Topografía de 300 hPa prevista para mañana viernes. Muestra un patrón de circulación que, con algunas alternativas, será predominante en los próximos días: circulación del noroeste o norte en capas altas y formación de danas o borrascas frías pero siempre centradas sobre el Mediterráneo occidental o, como mucho, sobre el centro peninsular (ECMWF/Tiempo.com)

Con esta situación, la distribución probable de las precipitaciones acumuladas durante los próximos siete días está clara: acumulaciones importantes en el área Cantábrica y en montañas del cuadrante noroeste.
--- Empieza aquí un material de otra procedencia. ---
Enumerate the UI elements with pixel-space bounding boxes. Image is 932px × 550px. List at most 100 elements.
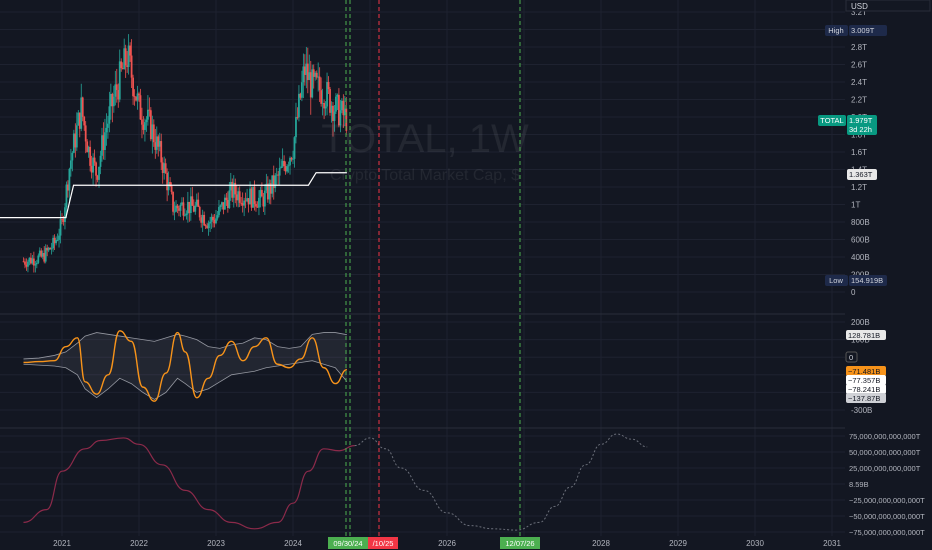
candle-body <box>326 82 328 107</box>
candle-body <box>59 219 62 236</box>
candle-body <box>340 100 343 111</box>
candle-body <box>155 136 158 150</box>
osc-tick-label: -300B <box>851 406 872 415</box>
candle-body <box>300 82 303 98</box>
candle-body <box>167 182 170 191</box>
high-badge-label: High <box>828 26 843 35</box>
candle-body <box>139 95 142 120</box>
cycle-tick-label: −50,000,000,000,000T <box>849 512 925 521</box>
candle-body <box>43 252 46 262</box>
price-axis[interactable]: 3.2T3.0T2.8T2.6T2.4T2.2T2.0T1.8T1.6T1.4T… <box>849 8 925 537</box>
candle-body <box>64 207 66 223</box>
currency-box[interactable] <box>845 0 931 12</box>
time-axis[interactable]: 2021202220232024202520262027202820292030… <box>53 537 841 549</box>
candle-body <box>176 205 179 209</box>
candle-body <box>338 94 340 126</box>
candle-body <box>250 188 253 208</box>
candle-body <box>123 48 126 70</box>
low-badge: Low 154.919B <box>825 275 887 286</box>
price-tick-label: 600B <box>851 236 870 245</box>
candle-body <box>68 168 71 191</box>
candle-body <box>184 215 186 216</box>
candle-body <box>200 217 203 223</box>
candle-body <box>278 167 281 176</box>
cycle-tick-label: −25,000,000,000,000T <box>849 496 925 505</box>
current-value: 1.979T <box>849 116 873 125</box>
marker-date-1: 09/30/24 <box>333 539 362 548</box>
candle-body <box>243 200 246 206</box>
low-badge-label: Low <box>829 276 843 285</box>
candle-body <box>86 141 89 153</box>
candle-body <box>173 211 176 213</box>
candle-body <box>272 175 275 189</box>
candle-body <box>92 157 94 173</box>
candle-body <box>235 194 238 201</box>
candle-body <box>280 166 283 168</box>
year-tick-label: 2021 <box>53 539 71 548</box>
candle-body <box>149 110 152 140</box>
candle-body <box>136 93 139 101</box>
currency-label[interactable]: USD <box>851 2 868 11</box>
candle-body <box>221 202 223 206</box>
candle-body <box>105 127 108 133</box>
osc-band-fill <box>23 332 347 400</box>
candle-body <box>201 214 204 223</box>
level-badge: 1.363T <box>847 169 877 180</box>
candle-body <box>102 135 105 151</box>
candle-body <box>188 201 191 213</box>
price-candles <box>22 34 348 273</box>
candle-body <box>96 175 99 180</box>
candle-body <box>22 261 25 263</box>
candle-body <box>333 111 336 122</box>
osc-line <box>23 330 348 402</box>
candle-body <box>83 116 86 126</box>
candle-body <box>309 72 312 98</box>
candle-body <box>65 184 68 208</box>
year-tick-label: 2022 <box>130 539 148 548</box>
candle-body <box>132 77 134 97</box>
candle-body <box>78 112 81 129</box>
candle-body <box>189 196 192 213</box>
candle-body <box>232 182 235 198</box>
candle-body <box>262 196 265 207</box>
price-tick-label: 400B <box>851 253 870 262</box>
candle-body <box>308 72 311 81</box>
oscillator <box>23 330 348 402</box>
candle-body <box>55 240 57 244</box>
candle-body <box>246 198 248 202</box>
candle-body <box>95 162 97 176</box>
candle-body <box>24 261 26 265</box>
candle-body <box>275 174 278 176</box>
grid <box>0 0 845 536</box>
candle-body <box>77 112 80 126</box>
candle-body <box>160 141 163 163</box>
candle-body <box>223 197 226 210</box>
candle-body <box>266 183 269 200</box>
candle-body <box>71 152 74 161</box>
candle-body <box>32 258 35 266</box>
candle-body <box>303 66 306 75</box>
candle-body <box>194 205 197 212</box>
candle-body <box>98 166 100 180</box>
candle-body <box>343 108 346 116</box>
candle-body <box>216 215 219 219</box>
candle-body <box>111 93 114 107</box>
candle-body <box>329 89 331 113</box>
candle-body <box>226 200 229 208</box>
candle-body <box>40 250 43 257</box>
candle-body <box>56 239 59 241</box>
candle-body <box>69 160 72 169</box>
candle-body <box>298 93 300 118</box>
candle-body <box>252 186 254 208</box>
candle-body <box>336 94 339 97</box>
candle-body <box>229 181 232 191</box>
candle-body <box>271 175 274 194</box>
candle-body <box>195 199 198 206</box>
candle-body <box>161 162 164 173</box>
osc-band-lower <box>23 360 348 400</box>
candle-body <box>207 223 210 229</box>
year-tick-label: 2023 <box>207 539 225 548</box>
candle-body <box>259 189 262 198</box>
candle-body <box>114 84 117 97</box>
También en Baleares debido a la ubicación de la o las borrascas frías que se puedan formar. 

Es verdad que, como en estos días venideros, pueden venir desde esa dirección danas o borrascas frías que den lugar a algunas precipitaciones significativas, pero la tendencia es que su centro, con la llamada "convección del núcleo frío" asociada, se sitúe sobre el interior peninsular con algunas precipitaciones significativas pero poco duraderas y mal estructuradas. Es posible que la vertiente mediterránea pudiera recibirlas en mayor cantidad si la borrasca se colocara adecuadamente pero a veces con el coste de muchos fenómenos adversos asociados. 

La causa próxima de todo ello parece clara: la sempiterna dorsal atlántica o "anticiclón de las Azores" no se debilita o se retira hacia el sur permitiendo un descenso del chorro polar y por tanto la entrada de los vientos del suroeste. Es verdad que en algunas ocasiones lo hace pero siempre de modo muy efímero. De un modo u otro es un patrón repetitivo que puede ya convertirse -o se ha convertido- en muy significativo desde un punto de vista climatológico, en un importante cambio climático. Si eso es así, y se convierte en ese rasgo climatológico casi permanente, en España tenemos ya que replantearnos muchas cosas.